In the United States, a hall monitor may be either a student volunteer who is charged with maintaining order in a school's corridors, or an adult paraprofessional staff member who carries out similar duties, sometimes in conjunction with other functions. Students may be selected as hall monitors because they are considered mature and responsible enough, or they may be appointed in rotation.

Duties and functions
While specific duties vary between establishments, hall monitors typically check hall passes; maintain overall good conduct in the corridors; and ensure that students are punctual in attending classes. Hall monitors may also be posted to a school's doors in order to prevent unauthorized entry during recess, in which case they may be known as door monitors.

At some schools, a hall monitor may receive extra privileges and authority not afforded to other students.

In other countries
In Malta, a few schools have monitors, mostly door, class and hall monitors. Their job is not to let anyone into classes before the lessons start and during recess. Class monitors are like prefects but only stay with the class until the teacher arrives for the first lesson in the morning or right after recess.

In Ontario, Canada, Hall Monitors (if present at all) are not student volunteers, but actual paid security guards who patrol corridors and maintain security within a secondary school. There may be 1-4 hall monitors, depending on the size of the secondary school. 

In India, the title is only for a monitor who has responsibilities for assisting teachers in class.

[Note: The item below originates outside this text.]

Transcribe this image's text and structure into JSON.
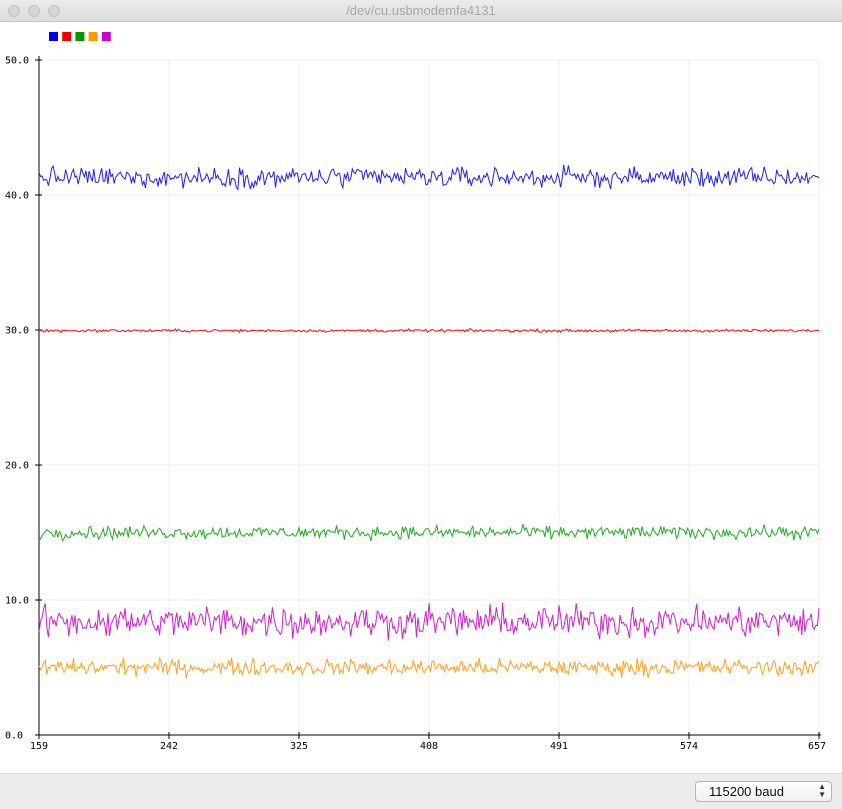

In South Korea, monitors do not walk around the hall. In the morning, they are stationed all around the school, looking for students who aren't wearing their school uniforms properly, or who are late for school. They apprehend them and write down their names so that they will get demerit points. If they get too many points, they will be subject to disciplinary action, such as having to do community service work for the school. If they get even more points after that, or an extremely high number of points, then suspension/expulsion is considered.